Weird News: Does Avoiding Race Issues Make Kids Racist?
At one time or another, most people have avoided talking about race issues, but is avoiding the issues making our next generation racist? Apparently, according to two studies done by researchers from Tufts University and Harvard Business School. According to this weird news, children as young as 10 are avoiding talking about race, and, as the studies show, avoidance makes the problem worse.
In one of the social science studies, 101 white children between the ages of 8 and 11 were paired with other children to play a game much like the classic Guess Who? game. The children were given photos of people of different races. They were then told to find out whose picture was in their teammate’s hand by asking as few questions as possible. The children ended up doing poorly at the game because they consistently avoided asking the race of the person in the picture. “The findings of this study were nothing short of striking,” says Evan P. Apfelbaum, the studies’ lead author. We had no idea that the transition in children’s behavior would be so dramatic, even when such behavior came at a clear cost.”For years, colorblindness has been thought of as the pinnacle of race tolerance and tactful behavior. In another study done by the team, though, research found that white, college-aged participants who avoided describing people by race were found to be racist in the eyes of the participants of color. “These results were particularly interesting,” says Apfelbaum, “since those individuals who worked so hard to avoid talking about race in the experimental task were ironically engaging in the very behavior that led them to appear more prejudiced in the eyes of black interaction partners.”Samuel R. Sommers, co-author of the studies, points out that the way parents teach children about race can lead to the colorblind behavior which was found to be racist in the study. “When a 3-year-old points at a man at the grocery store and says, ‘Mommy, look, his face is brown,’ most white mommies and daddies get embarrassed, try to change the subject, or speed away as if fleeing the scene of a crime,” says Sommers.
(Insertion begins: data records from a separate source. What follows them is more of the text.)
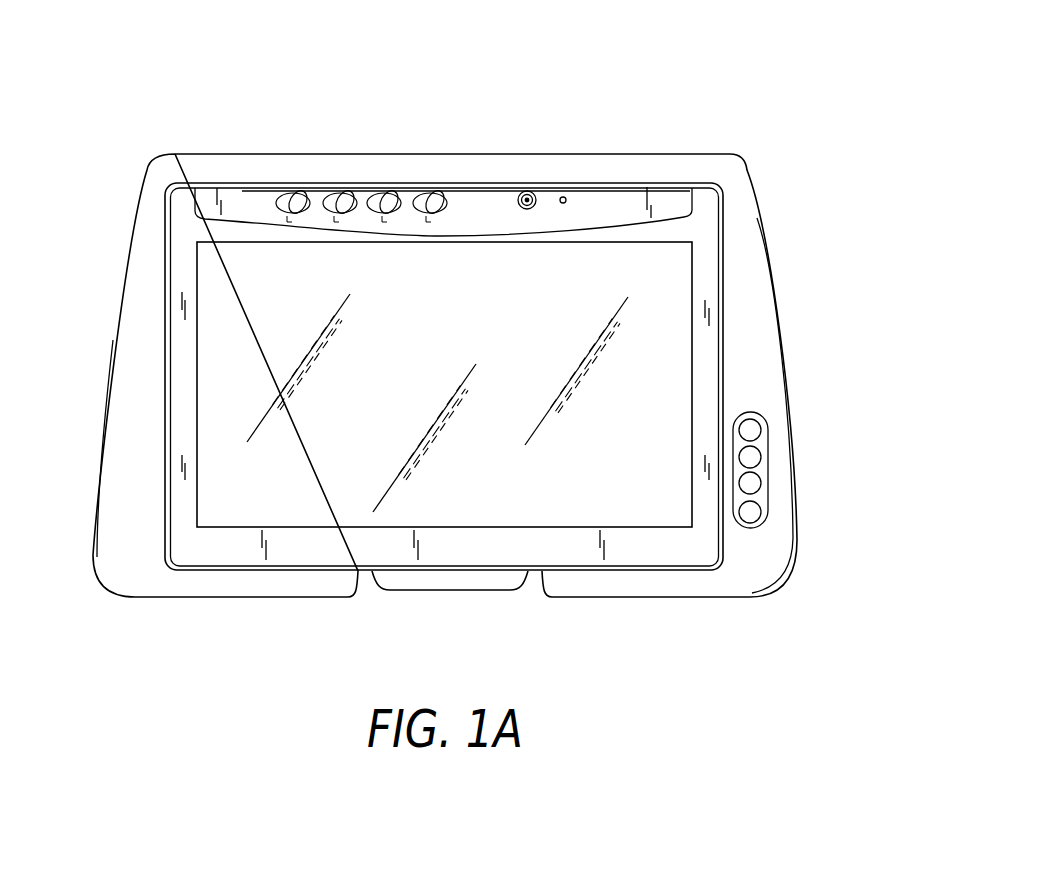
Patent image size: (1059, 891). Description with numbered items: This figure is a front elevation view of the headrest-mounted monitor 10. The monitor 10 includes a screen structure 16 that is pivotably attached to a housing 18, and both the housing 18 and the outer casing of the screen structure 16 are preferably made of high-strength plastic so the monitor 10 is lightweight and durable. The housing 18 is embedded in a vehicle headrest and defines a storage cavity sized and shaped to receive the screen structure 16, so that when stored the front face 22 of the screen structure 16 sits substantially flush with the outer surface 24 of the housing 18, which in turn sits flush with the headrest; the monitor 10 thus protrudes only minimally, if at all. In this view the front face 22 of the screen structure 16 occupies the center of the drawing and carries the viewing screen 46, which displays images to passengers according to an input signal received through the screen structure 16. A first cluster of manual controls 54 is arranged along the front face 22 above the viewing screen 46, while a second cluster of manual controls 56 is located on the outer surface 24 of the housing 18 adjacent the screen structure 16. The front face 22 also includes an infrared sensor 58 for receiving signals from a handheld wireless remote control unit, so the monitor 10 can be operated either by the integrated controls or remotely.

The monitor 10 is at (740, 117).
The screen structure 16 is at (186, 233).
The housing 18 is at (140, 333).
The front face 22 is at (180, 383).
The outer surface 24 is at (750, 292).
The viewing screen 46 is at (238, 483).
The first cluster of manual controls 54 is at (437, 197).
The second cluster of manual controls 56 is at (755, 512).
The infrared sensor 58 is at (527, 191).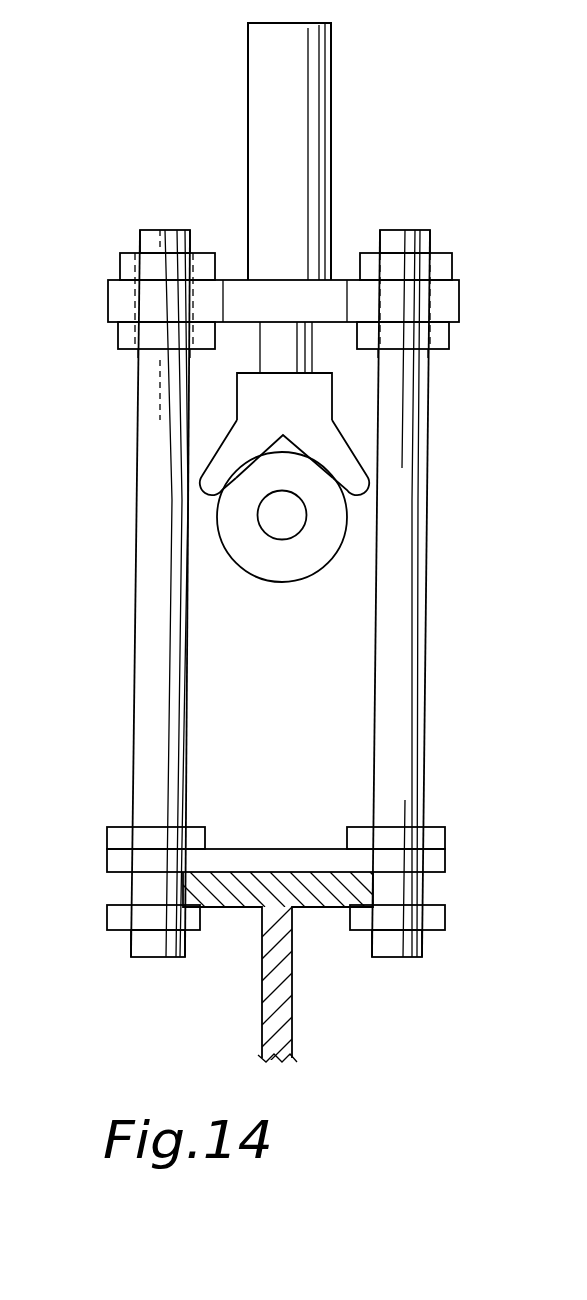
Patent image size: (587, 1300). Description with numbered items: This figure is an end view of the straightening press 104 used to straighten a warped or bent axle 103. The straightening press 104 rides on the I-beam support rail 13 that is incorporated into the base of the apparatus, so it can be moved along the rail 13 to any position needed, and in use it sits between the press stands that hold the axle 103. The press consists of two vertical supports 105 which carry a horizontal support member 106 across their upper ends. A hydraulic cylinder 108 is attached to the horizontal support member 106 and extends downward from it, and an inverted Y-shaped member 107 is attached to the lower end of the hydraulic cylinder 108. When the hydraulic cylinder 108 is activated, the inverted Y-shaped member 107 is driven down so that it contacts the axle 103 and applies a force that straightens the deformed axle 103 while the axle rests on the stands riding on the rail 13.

The rail 13 is at (332, 908).
The axle 103 is at (283, 540).
The straightening press 104 is at (424, 685).
The vertical supports 105 is at (138, 452).
The horizontal support member 106 is at (453, 307).
The inverted Y-shaped member 107 is at (366, 483).
The hydraulic cylinder 108 is at (328, 118).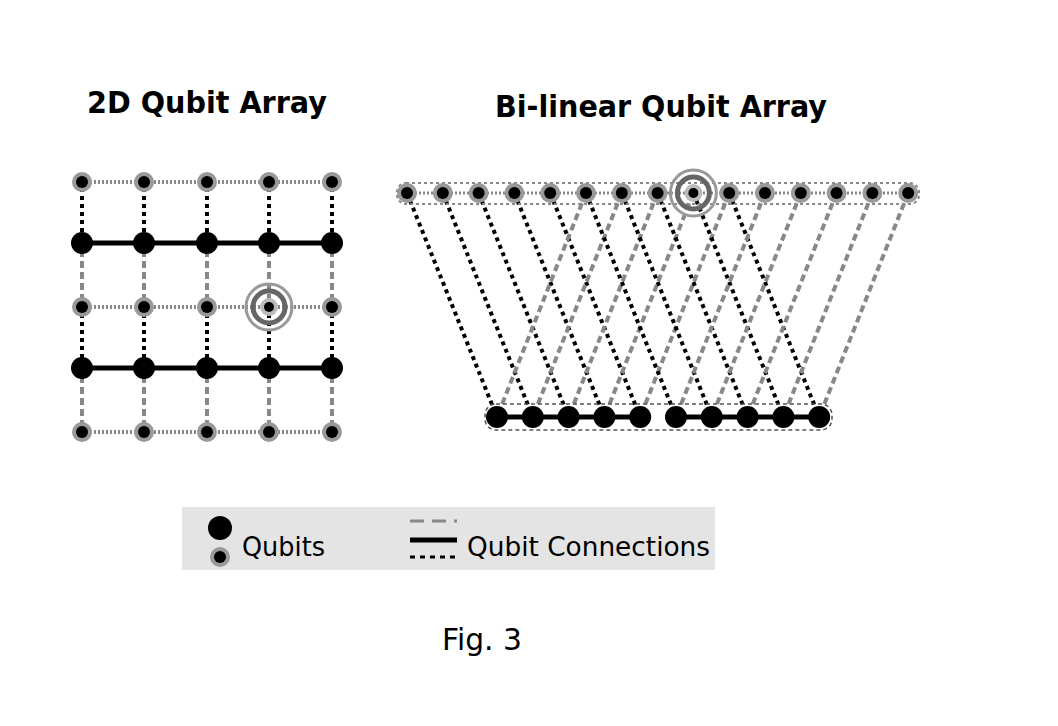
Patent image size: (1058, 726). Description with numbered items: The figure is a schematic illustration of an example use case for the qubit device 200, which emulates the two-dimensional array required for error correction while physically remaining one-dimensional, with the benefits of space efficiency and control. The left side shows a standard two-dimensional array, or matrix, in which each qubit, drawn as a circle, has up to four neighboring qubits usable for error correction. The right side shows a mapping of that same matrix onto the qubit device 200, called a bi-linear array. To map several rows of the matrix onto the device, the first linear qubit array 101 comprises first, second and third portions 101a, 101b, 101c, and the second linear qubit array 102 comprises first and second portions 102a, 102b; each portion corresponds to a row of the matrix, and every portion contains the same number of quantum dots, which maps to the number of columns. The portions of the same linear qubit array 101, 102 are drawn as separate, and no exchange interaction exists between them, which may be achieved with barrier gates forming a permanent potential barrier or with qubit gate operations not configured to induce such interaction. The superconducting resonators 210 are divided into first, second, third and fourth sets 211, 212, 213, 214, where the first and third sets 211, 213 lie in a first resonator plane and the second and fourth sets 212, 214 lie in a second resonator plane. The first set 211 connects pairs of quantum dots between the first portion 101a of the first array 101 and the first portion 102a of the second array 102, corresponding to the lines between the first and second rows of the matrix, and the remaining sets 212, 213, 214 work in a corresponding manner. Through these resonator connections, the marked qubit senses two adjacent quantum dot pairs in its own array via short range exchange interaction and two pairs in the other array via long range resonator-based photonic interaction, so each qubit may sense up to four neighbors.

The qubit device 200 is at (657, 54).
The first linear qubit array 101 is at (864, 151).
The second linear qubit array 102 is at (852, 428).
The first portion of the first linear qubit array 101a is at (91, 192).
The second portion of the first linear qubit array 101b is at (93, 320).
The third portion of the first linear qubit array 101c is at (98, 443).
The first portion of the second linear qubit array 102a is at (95, 258).
The second portion of the second linear qubit array 102b is at (97, 381).
The superconducting resonators 210 is at (483, 390).
The first set of superconducting resonators 211 is at (316, 212).
The second set of superconducting resonators 212 is at (314, 276).
The third set of superconducting resonators 213 is at (317, 332).
The fourth set of superconducting resonators 214 is at (316, 397).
Melanie Montenora, MSEd, PD and mother of two agrees, “My daughter is raised to know both sides of her heritage (Hispanic and Italian) and so far I don’t feel that she’s underwent any internal racial conflicts. However, her perception of other cultures, especially those whose members are of a darker complexion, is still developing. She refers to people of color as ‘the one with the brown face’ or ‘the one that is a little brown’. Initially, my husband and myself found these comments to be quite inappropriate regardless of her innocent approach. We were dumbfounded in finding a way to correct her without making her feel as though she had said something wrong.”
So, in light of this news, parents wanting to raise politically correct children should focus on acknowledging color in a tactful way that their children can understand to avoid unintentional racism.